Turner also shared how he went by getting a copy of the emancipation. In a humorous story, Turner wrote:

I hurriedly went up to the office of the first paper in which the proclamation of freedom could be printed, known as the “Evening Star,”and squeezed myself through the dense crowd that was waiting for the paper. The first sheet run off with the proclamation in it was grabbed for by three of us, but some active young man got possession of it and fled. The next sheet was grabbed for by several, and was torn into tatters. The third sheet from the press was grabbed for by several, but I succeeded in procuring so much of it as contained the proclamation, and off I went for life and death. Down Pennsylvania Ave. I ran as for my life, and when the people saw me coming with the paper in my hand they raised a shouting cheer that was almost deafening. As many as could get around me lifted me to a great platform, and I started to read the proclamation. I had run the best end of a mile, I was out of breath, and could not read. Mr. Hinton, to whom I handed the paper, read it with great force and clearness.

When the people heard the proclamation read aloud Turner wrote,

Every kind of demonstration and gesticulation was going on. Men squealed, women fainted, dogs barked, white and colored people shook hands, songs were sung . . . every face had a smile, and even the dumb animals seemed to realize that some extraordinary event had taken place. . . . Rumor said that in several instances the very thought of being set at liberty and having no more auction blocks, no more separation of parents and children, no more horrors of slavery, was so elative and heart gladdening that scores of colored people literally fell dead with joy.

Turner closed his essay with these words:

It was indeed a time of times, and a half time, nothing like it will ever be seen again in this life. Our entrance into Heaven itself will only form a counterpart. January 1st, 1913, will be fifty years since Mr. Lincoln’s proclamation stirred the world and avalanched America with joy, and the first day of next January, 1913, our race should fill every Church, every hall, and every preacher regardless of denomination should deliver a speech on the results of the proclamation.
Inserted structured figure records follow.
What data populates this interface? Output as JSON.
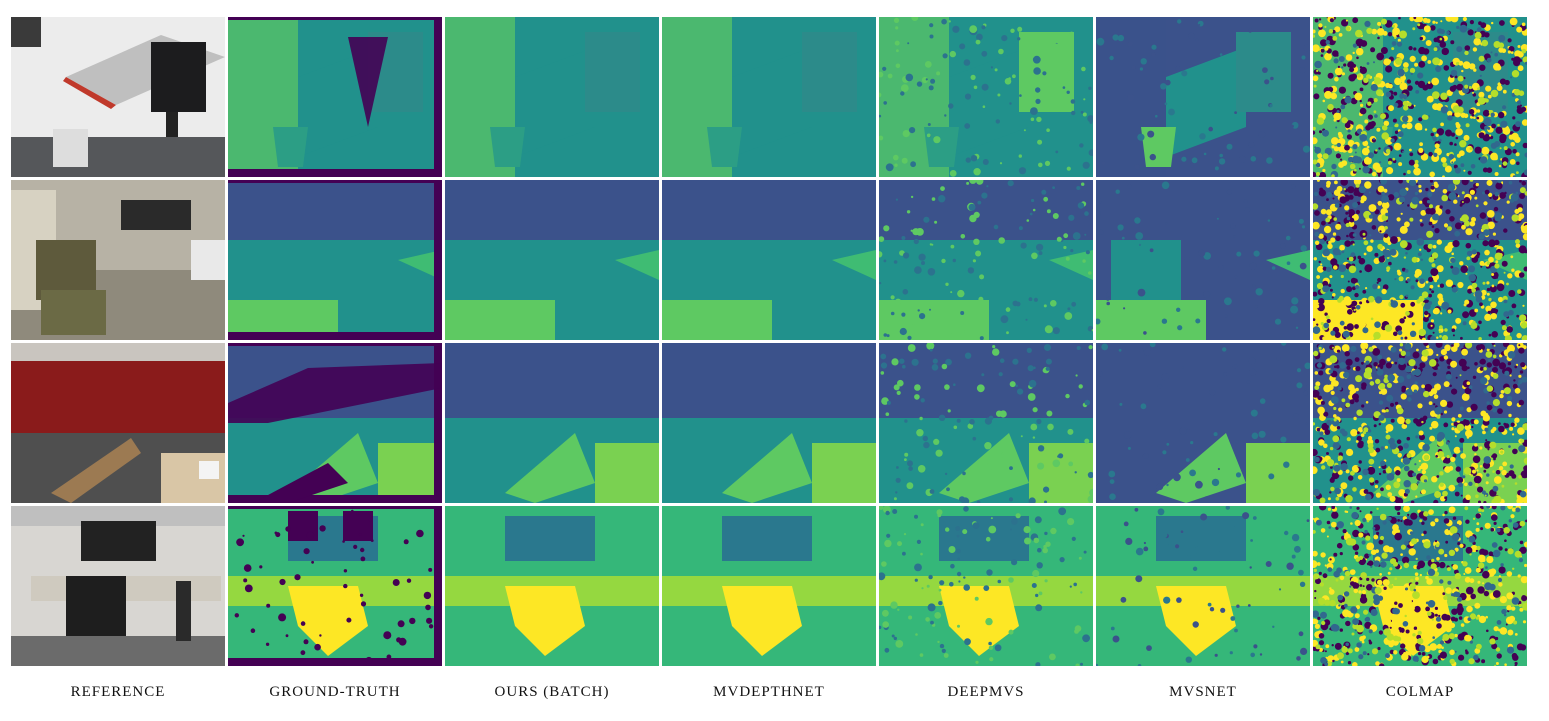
{
  "figure": {
    "columns": [
      {
        "key": "reference",
        "label": "REFERENCE"
      },
      {
        "key": "ground_truth",
        "label": "GROUND-TRUTH"
      },
      {
        "key": "ours",
        "label": "OURS (BATCH)"
      },
      {
        "key": "mvdepthnet",
        "label": "MVDEPTHNET"
      },
      {
        "key": "deepmvs",
        "label": "DEEPMVS"
      },
      {
        "key": "mvsnet",
        "label": "MVSNET"
      },
      {
        "key": "colmap",
        "label": "COLMAP"
      }
    ],
    "rows": [
      {
        "scene": "office desk with chair and trash bin"
      },
      {
        "scene": "lounge with foosball table and armchair"
      },
      {
        "scene": "red kitchen counter with chair and mug"
      },
      {
        "scene": "office desk with dual monitors and chair"
      }
    ],
    "colormap": "viridis",
    "colors": {
      "dark": "#440154",
      "deep_blue": "#3b528b",
      "teal": "#21918c",
      "green": "#5ec962",
      "yellow": "#fde725"
    }
  }
}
Hyperbole aside, Turner’s “Reminiscence of the Emancipation” spoke to what he truly longed for in America, for African Americans—a chance to be free and to be part of the American fabric. Despite his bitterness toward the country during this time, Turner could still reflect back on a time that America could have headed into another direction with the Emancipation leading the way.

Works Cited

Johnson, Andre E. (ed). An African American Pastor Before and During the American Civil War: The Literary Archive of Henry McNeal Turner, Vol. 1. Edwin Mellen Press, New York, 2010.